January 3, 2012
By Joshua Schneyer and Brian Grow
(Reuters) - Late in the summer of 2010, hundreds of farmers in northern Michigan were fuming.
All had signed leases with local brokers permitting drillers to tap natural gas and oil beneath their land. All were demanding thousands of dollars in bonuses they had been promised in exchange. But none knew for certain whom to go after.
That's because the company rejecting their leases hadn't signed them to begin with. In fact, the company issuing the rejections wasn't much of a business at all. It was a shell company - a paper-only firm with no real operations - called Northern Michigan Exploration LLC.
One jilted land owner, Eric Boyer-Lashuay, called to complain to the broker who had handled his lease. Northern, he recalls saying, is "a shell company ... a blank door with no one behind it." . . .

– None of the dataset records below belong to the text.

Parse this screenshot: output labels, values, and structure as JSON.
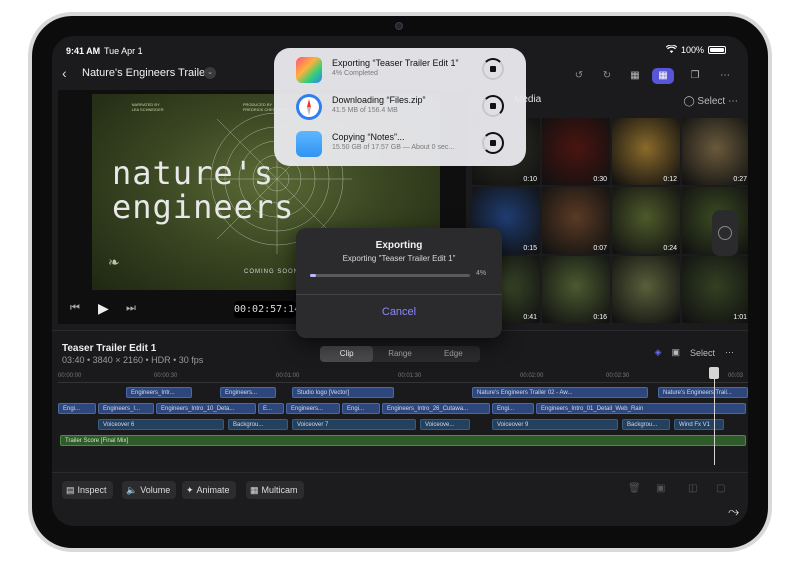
{
  "status_bar": {
    "time": "9:41 AM",
    "date": "Tue Apr 1",
    "battery": "100%"
  },
  "nav": {
    "back_icon": "chevron-left-icon",
    "project_title": "Nature's Engineers Trailer"
  },
  "viewer": {
    "poster_title": "nature's engineers",
    "poster_coming": "COMING SOON",
    "timecode": "00:02:57:14"
  },
  "browser": {
    "title": "Media",
    "select_label": "Select",
    "thumbs": [
      {
        "duration": "0:10",
        "color": "#2d2d24"
      },
      {
        "duration": "0:30",
        "color": "#4a1410"
      },
      {
        "duration": "0:12",
        "color": "#8a6a2a"
      },
      {
        "duration": "0:27",
        "color": "#6a5a3c"
      },
      {
        "duration": "0:15",
        "color": "#1f3d73"
      },
      {
        "duration": "0:07",
        "color": "#5a3a24"
      },
      {
        "duration": "0:24",
        "color": "#4e5a2a"
      },
      {
        "duration": "",
        "color": "#3a4a22"
      },
      {
        "duration": "0:41",
        "color": "#3b4a2a"
      },
      {
        "duration": "0:16",
        "color": "#4a5a30"
      },
      {
        "duration": "",
        "color": "#5a5f3a"
      },
      {
        "duration": "1:01",
        "color": "#334022"
      }
    ]
  },
  "timeline": {
    "title": "Teaser Trailer Edit 1",
    "subtitle": "03:40 • 3840 × 2160 • HDR • 30 fps",
    "segments": [
      "Clip",
      "Range",
      "Edge"
    ],
    "select_label": "Select",
    "ruler": [
      "00:00:00",
      "00:00:30",
      "00:01:00",
      "00:01:30",
      "00:02:00",
      "00:02:30",
      "00:03"
    ],
    "clips_row1": [
      "Engineers_Intr...",
      "Engineers...",
      "Studio logo [Vector]",
      "Nature's Engineers Trailer 02 - Aw...",
      "Nature's Engineers Trail..."
    ],
    "clips_row2": [
      "Engi...",
      "Engineers_I...",
      "Engineers_Intro_10_Deta...",
      "E...",
      "Engineers...",
      "Engi...",
      "Engineers_Intro_26_Cutawa...",
      "Engi...",
      "Engineers_Intro_01_Detail_Web_Rain"
    ],
    "clips_row3": [
      "Voiceover 6",
      "Backgrou...",
      "Voiceover 7",
      "Voiceove...",
      "Voiceover 9",
      "Backgrou...",
      "Wind Fx V1"
    ],
    "music": "Trailer Score [Final Mix]"
  },
  "bottom_bar": {
    "inspect": "Inspect",
    "volume": "Volume",
    "animate": "Animate",
    "multicam": "Multicam"
  },
  "downloads": [
    {
      "title": "Exporting “Teaser Trailer Edit 1”",
      "subtitle": "4% Completed",
      "icon": "final-cut-pro-icon"
    },
    {
      "title": "Downloading “Files.zip”",
      "subtitle": "41.5 MB of 156.4 MB",
      "icon": "safari-icon"
    },
    {
      "title": "Copying “Notes”...",
      "subtitle": "15.50 GB of 17.57 GB — About 0 sec...",
      "icon": "folder-icon"
    }
  ],
  "export_dialog": {
    "title": "Exporting",
    "subtitle": "Exporting \"Teaser Trailer Edit 1\"",
    "percent_label": "4%",
    "progress": 0.04,
    "cancel": "Cancel"
  }
}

Others, including Chesapeake, defend the need to use shell companies and front companies - contractors with local ties who do business on behalf of a larger corporation. John Lowe, a professor of energy law at Southern Methodist University, calls it "business as usual."
"Shells aren't just a device to pull the wool over land owners' eyes," Lowe says. "You have to weigh some of the unfortunate cases against the fact that these companies can facilitate doing business, making it easier and probably cheaper to obtain leases. If I were a regulator, I'm not sure I'd change anything or try to limit the use of shells."